本田:本当にありがたいことです。平成6年の愛知「わかしゃち国体」の際、当時の町長・塚本三千雄さんが「カヌーのまち・みよし」を掲げてくださった。その熱意は今も続いています。
驚くのは、当時のために審判資格を取った地元のおじいさんやおばあさんが、30年以上経った今でも、年に数回の大会のために日本カヌー連盟に審判員登録をして救助や審判に来てくれることです。
――30年!それは素晴らしい地域貢献ですね。
本田:こうした「地元の熱意」が脈々と受け継がれているからこそ、今の愛知のカヌー界があります。

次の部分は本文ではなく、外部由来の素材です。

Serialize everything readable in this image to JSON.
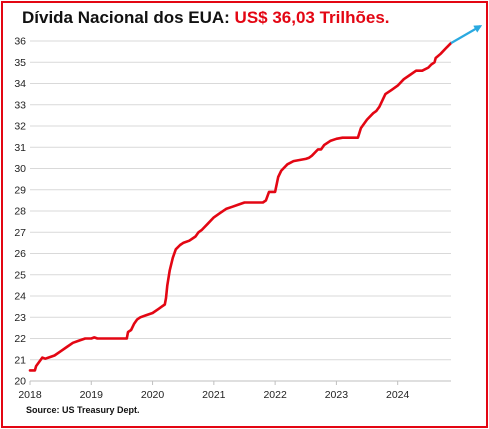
{
  "title": {
    "prefix": "Dívida Nacional dos EUA: ",
    "highlight": "US$ 36,03 Trilhões."
  },
  "source": "Source: US Treasury Dept.",
  "colors": {
    "line": "#e30613",
    "arrow": "#2aa9e0",
    "frame": "#e30613",
    "grid": "#d9d9d9"
  },
  "chart_data": {
    "type": "line",
    "title": "Dívida Nacional dos EUA: US$ 36,03 Trilhões.",
    "xlabel": "",
    "ylabel": "",
    "xlim": [
      2018.0,
      2024.87
    ],
    "ylim": [
      20,
      36
    ],
    "grid": true,
    "x_ticks": [
      "2018",
      "2019",
      "2020",
      "2021",
      "2022",
      "2023",
      "2024"
    ],
    "y_ticks": [
      "20",
      "21",
      "22",
      "23",
      "24",
      "25",
      "26",
      "27",
      "28",
      "29",
      "30",
      "31",
      "32",
      "33",
      "34",
      "35",
      "36"
    ],
    "series": [
      {
        "x": [
          2018.0,
          2018.08,
          2018.1,
          2018.15,
          2018.2,
          2018.25,
          2018.3,
          2018.4,
          2018.5,
          2018.6,
          2018.7,
          2018.8,
          2018.9,
          2019.0,
          2019.05,
          2019.1,
          2019.2,
          2019.3,
          2019.4,
          2019.5,
          2019.58,
          2019.6,
          2019.65,
          2019.7,
          2019.75,
          2019.8,
          2019.9,
          2020.0,
          2020.1,
          2020.15,
          2020.2,
          2020.22,
          2020.24,
          2020.28,
          2020.33,
          2020.38,
          2020.45,
          2020.5,
          2020.6,
          2020.7,
          2020.75,
          2020.8,
          2020.9,
          2021.0,
          2021.1,
          2021.2,
          2021.3,
          2021.4,
          2021.5,
          2021.55,
          2021.6,
          2021.7,
          2021.8,
          2021.85,
          2021.9,
          2021.95,
          2022.0,
          2022.05,
          2022.1,
          2022.2,
          2022.3,
          2022.4,
          2022.5,
          2022.55,
          2022.6,
          2022.7,
          2022.75,
          2022.8,
          2022.9,
          2023.0,
          2023.1,
          2023.2,
          2023.35,
          2023.4,
          2023.5,
          2023.6,
          2023.65,
          2023.7,
          2023.8,
          2023.9,
          2024.0,
          2024.1,
          2024.2,
          2024.3,
          2024.4,
          2024.5,
          2024.55,
          2024.6,
          2024.62,
          2024.7,
          2024.8,
          2024.87
        ],
        "values": [
          20.5,
          20.5,
          20.7,
          20.9,
          21.1,
          21.05,
          21.1,
          21.2,
          21.4,
          21.6,
          21.8,
          21.9,
          22.0,
          22.0,
          22.05,
          22.0,
          22.0,
          22.0,
          22.0,
          22.0,
          22.0,
          22.3,
          22.4,
          22.7,
          22.9,
          23.0,
          23.1,
          23.2,
          23.4,
          23.5,
          23.6,
          23.9,
          24.5,
          25.2,
          25.8,
          26.2,
          26.4,
          26.5,
          26.6,
          26.8,
          27.0,
          27.1,
          27.4,
          27.7,
          27.9,
          28.1,
          28.2,
          28.3,
          28.4,
          28.4,
          28.4,
          28.4,
          28.4,
          28.5,
          28.9,
          28.9,
          28.9,
          29.6,
          29.9,
          30.2,
          30.35,
          30.4,
          30.45,
          30.5,
          30.6,
          30.9,
          30.9,
          31.1,
          31.3,
          31.4,
          31.45,
          31.45,
          31.45,
          31.9,
          32.3,
          32.6,
          32.7,
          32.9,
          33.5,
          33.7,
          33.9,
          34.2,
          34.4,
          34.6,
          34.6,
          34.75,
          34.9,
          35.0,
          35.2,
          35.4,
          35.7,
          35.9
        ],
        "trend_arrow": {
          "from": [
            2024.87,
            35.9
          ],
          "to": [
            2025.35,
            36.7
          ]
        }
      }
    ]
  }
}
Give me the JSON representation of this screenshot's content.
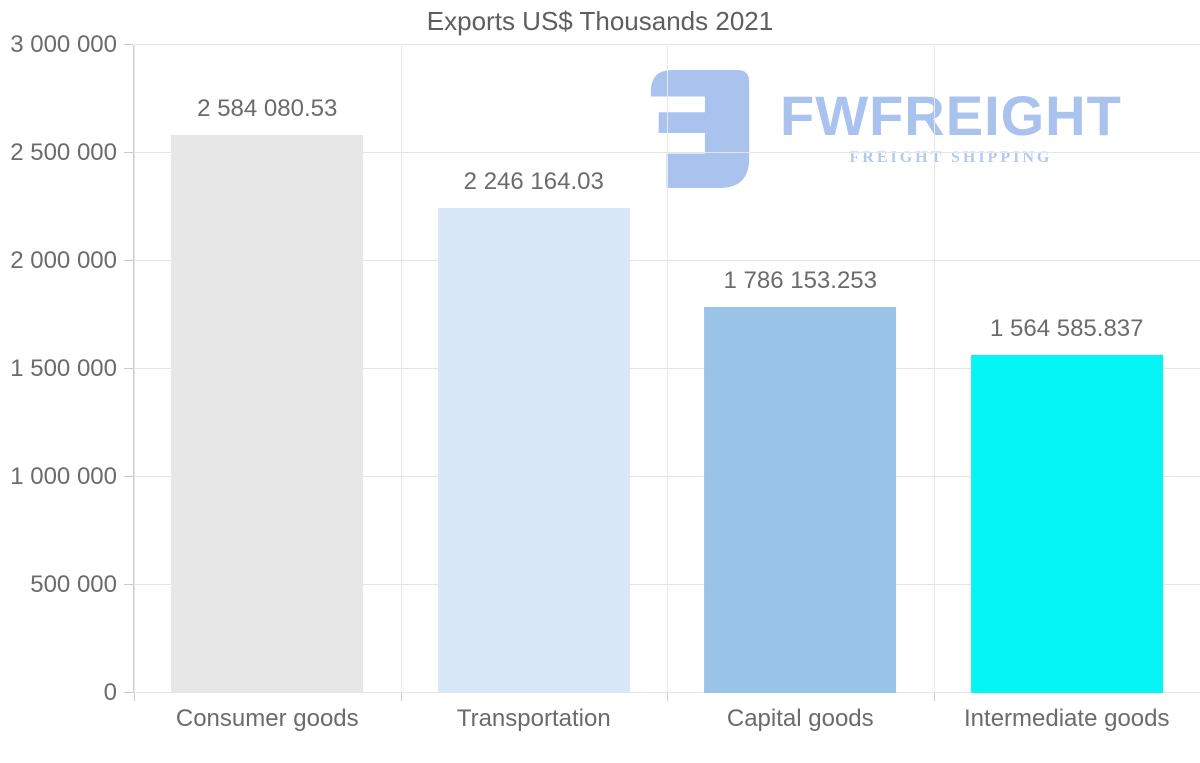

杜若高校も2025年のジュニア選手権で男子が総合優勝を果たすなど、そのスピリットは今の生徒たちにも確実に受け継がれています。この熱量を、どうやって次のステップへ繋げていくかが重要だと思っています。
<#3に続く>
プロフィール
本田泉(ほんだ いずみ)愛知県カヌー協会理事。豊田市カヌー協会会長。1994年の愛知国体を控え、1987年に未経験ながら杜若高等学校カヌー部顧問に就任。独学と現場での研鑽を積み、2002年に創部15年で同校を初の全国制覇へと導く。羽根田卓也選手をはじめとするトップアスリートの育成を支え、強豪愛知の礎を築いた。2005年に杜若高校退職後はスプリントのジュニアナショナルチームの監督・パラカヌーのナショナルチームの監督などを務め、現在は、2026年アジア競技大会の競技責任者(スポーツマネージャー)として、会場整備や運営の陣頭指揮を執っている。